Sophia, die während seiner Ausführungen kein einziges Wort gesagt hatte, starrte Captain Gordon an, der immer noch mit dem Rücken zu ihr am Fenster stand.
»Und es gelang uns tatsächlich, ihn von Bord zu bringen«, schloss Gordon seine Erzählung. »Bei all dem Rum, der in jener Nacht floss, bekamen meine Männer nicht viel mit. Inzwischen dürfte er schon einen großen Teil des Weges hinter sich haben.«
»Ist Lord Griffin noch an Bord?«, fragte Sophia.
»Nein. Heute Morgen haben ihn Soldaten abgeholt. Ich hoffe nur, dass die Königin tatsächlich gnädig mit ihm umgeht.«
»Captain Gordon, können Sie mir vergeben, dass ich …?«
Er hob die Hand. »Schon vergessen.« Und nach einem Blick auf die Salisbury fügte er hinzu: »In einer Hinsicht hatten Sie recht. Was ich in jener Nacht tat, geschah nicht nur aus Pflichtbewusstsein, sondern für Sie.«
Dass ein Mann Existenz und Leben für sie riskierte, obwohl er wusste, dass sie seine Liebe nicht erwidern konnte, rührte Sophia. Leise sagte sie: »Es tut mir leid.« Und beiden war klar, dass sie damit nicht nur die ungerechtfertigten Anschuldigungen meinte.
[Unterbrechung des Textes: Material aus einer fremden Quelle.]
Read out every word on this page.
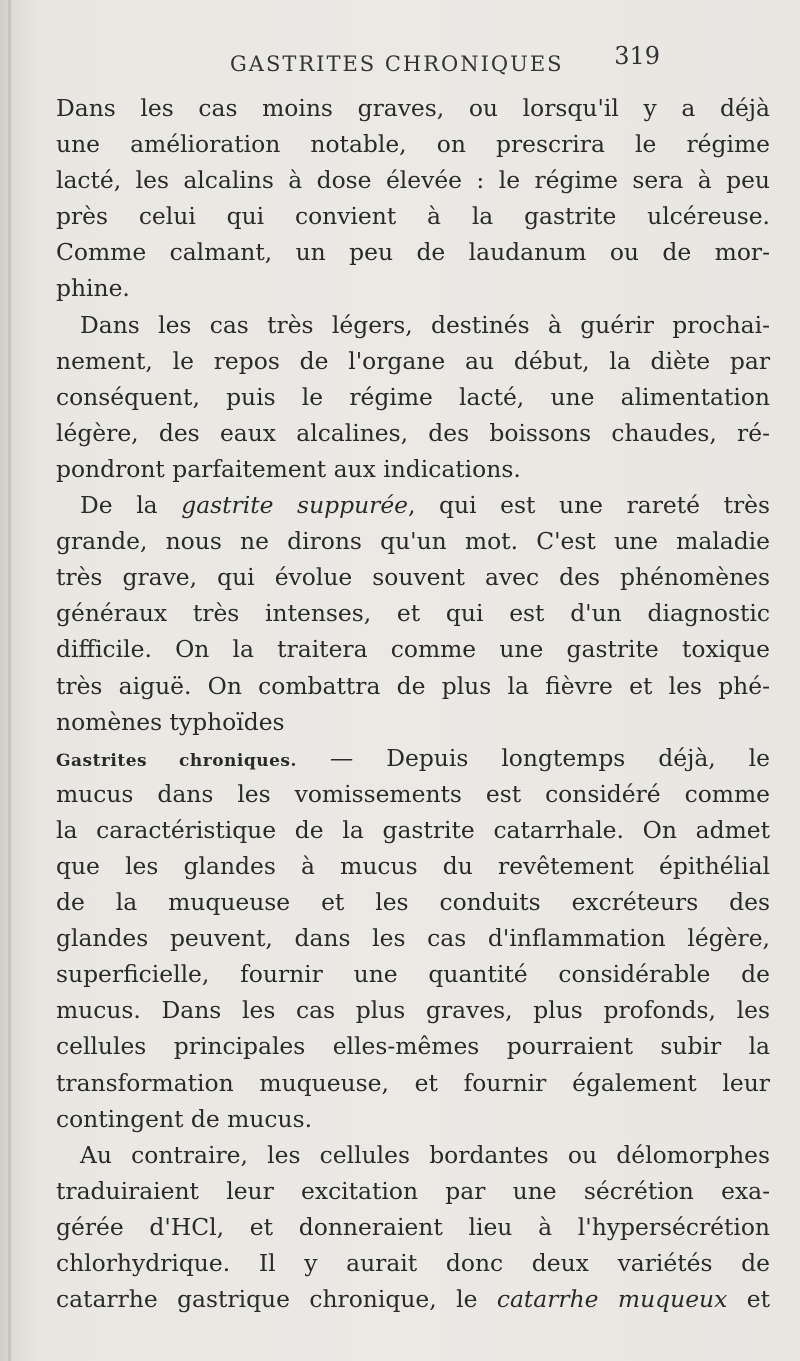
GASTRITES CHRONIQUES 319
Dans les cas moins graves, ou lorsqu'il y a déjà
une amélioration notable, on prescrira le régime
lacté, les alcalins à dose élevée : le régime sera à peu
près celui qui convient à la gastrite ulcéreuse.
Comme calmant, un peu de laudanum ou de mor-
phine.
Dans les cas très légers, destinés à guérir prochai-
nement, le repos de l'organe au début, la diète par
conséquent, puis le régime lacté, une alimentation
légère, des eaux alcalines, des boissons chaudes, ré-
pondront parfaitement aux indications.
De la gastrite suppurée, qui est une rareté très
grande, nous ne dirons qu'un mot. C'est une maladie
très grave, qui évolue souvent avec des phénomènes
généraux très intenses, et qui est d'un diagnostic
difficile. On la traitera comme une gastrite toxique
très aiguë. On combattra de plus la fièvre et les phé-
nomènes typhoïdes
Gastrites chroniques. — Depuis longtemps déjà, le
mucus dans les vomissements est considéré comme
la caractéristique de la gastrite catarrhale. On admet
que les glandes à mucus du revêtement épithélial
de la muqueuse et les conduits excréteurs des
glandes peuvent, dans les cas d'inflammation légère,
superficielle, fournir une quantité considérable de
mucus. Dans les cas plus graves, plus profonds, les
cellules principales elles-mêmes pourraient subir la
transformation muqueuse, et fournir également leur
contingent de mucus.
Au contraire, les cellules bordantes ou délomorphes
traduiraient leur excitation par une sécrétion exa-
gérée d'HCl, et donneraient lieu à l'hypersécrétion
chlorhydrique. Il y aurait donc deux variétés de
catarrhe gastrique chronique, le catarrhe muqueux et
»Keine Ursache«, antwortete Captain Gordon, ganz Gentleman. »Offen gestanden, bewundere ich Ihren Mut, hierherzukommen und mich zur Rede zu stellen. Bestimmt wären Sie auch von Slains angereist, wenn Sie es für nötig gehalten hätten.«
»Möglich.«
»Aber es freut mich, dass Sie nicht im Norden sind.« Er schenkte zwei Gläser Bordeaux ein. »Nicht nur, weil ich Ihren Besuch genießen durfte, sondern auch, weil die Engländer einen hohen Preis für das fordern werden, was sich abgespielt hat.«
Sophia nahm einen Schluck Wein, um den bitteren Geschmack des Tees wegzuspülen. »Der König ist entkommen«, sagte sie. »Möglicherweise bringen ihn seine Schiffe nach Norden, um eine bessere Stelle zum Landen zu suchen.«
»Vielleicht. Aber wenn das misslingt, stehen uns schwere Zeiten bevor, und es ist besser für Sie, wenn Sie nicht in Slains sind.«
Graham wandte mir im Halbschlaf das Gesicht zu. »Lord wer?«
»Lord Griffin. Er war, glaube ich, auf der Salisbury. Ein betagter Engländer, der in Saint-Germain gelebt hatte …«
»Ach, der.« Graham legte den Arm um meine Taille. »Was möchtest du über ihn wissen?«
»Was mit ihm passierte, nachdem die Engländer ihn gefangen genommen hatten. Wurde er wegen Hochverrats angeklagt?«
»Aye, und verurteilt.«
»Man hat ihn geköpft?«
»Nein. Einige Minister wollten das, doch Queen Anne hörte nicht auf sie. Er blieb bis zu seinem Lebensende ihr Gefangener, aber zumindest wurde er keinen Kopf kürzer gemacht.«
Er hatte also seinen Blick auf London bekommen. King James’ Invasionsversuch hingegen war gescheitert. Die Engländer hatten seine Schiffe nach Norden verfolgt, bis das schlechte Wetter sie schließlich zur Rückkehr nach Frankreich zwang, und seinen Anhängern tatsächlich die von Captain Gordon prophezeiten schweren Zeiten beschert.
»Graham?«
»Aye?«
»Wer wurde wegen seiner Teilnahme an dem Aufstand zum Tode verurteilt?«
»Ich weiß es nicht«, antwortete er schläfrig.
»Aber die Engländer trieben alle Jakobiten zusammen und steckten sie ins Gefängnis, oder?«
»Aye. Die meisten Adeligen wurden in Ketten nach London gebracht, wo man sie dem Mob vorführte.«
»Befand sich der Earl of Erroll unter ihnen?«, fragte ich.
Graham nickte. »Angeblich wurde er so wütend, dass er mit einer Flasche nach dem Earl of Marischal warf und ihn am Kopf traf.«
»Vermutlich hatte der Earl of Marischal es verdient.«
Ich spürte Grahams Mund auf meiner Haut. »Du verteidigst ihn?«
Wie sollte ich ihm erklären, dass ich das Wesen des Earl of Erroll besser kannte als jeder Historiker, dass er für mich keine fiktionale Figur war, sondern ein Mensch aus Fleisch und Blut? Genau wie alle anderen, an deren Gesichter und Stimmen ich mich erinnerte.
»Graham?«
»Hm?«, murmelte er schläfrig.
»Was geschah mit ihnen, als sie in London waren? Wurden sie am Ende freigelassen?«
Ich hörte nur seinen regelmäßigen Atem. Er war eingeschlafen. Da mir die Frage, die ich ihm gestellt hatte, keine Ruhe ließ, löste ich mich am Ende aus Grahams Armen und tappte hinunter in die Küche.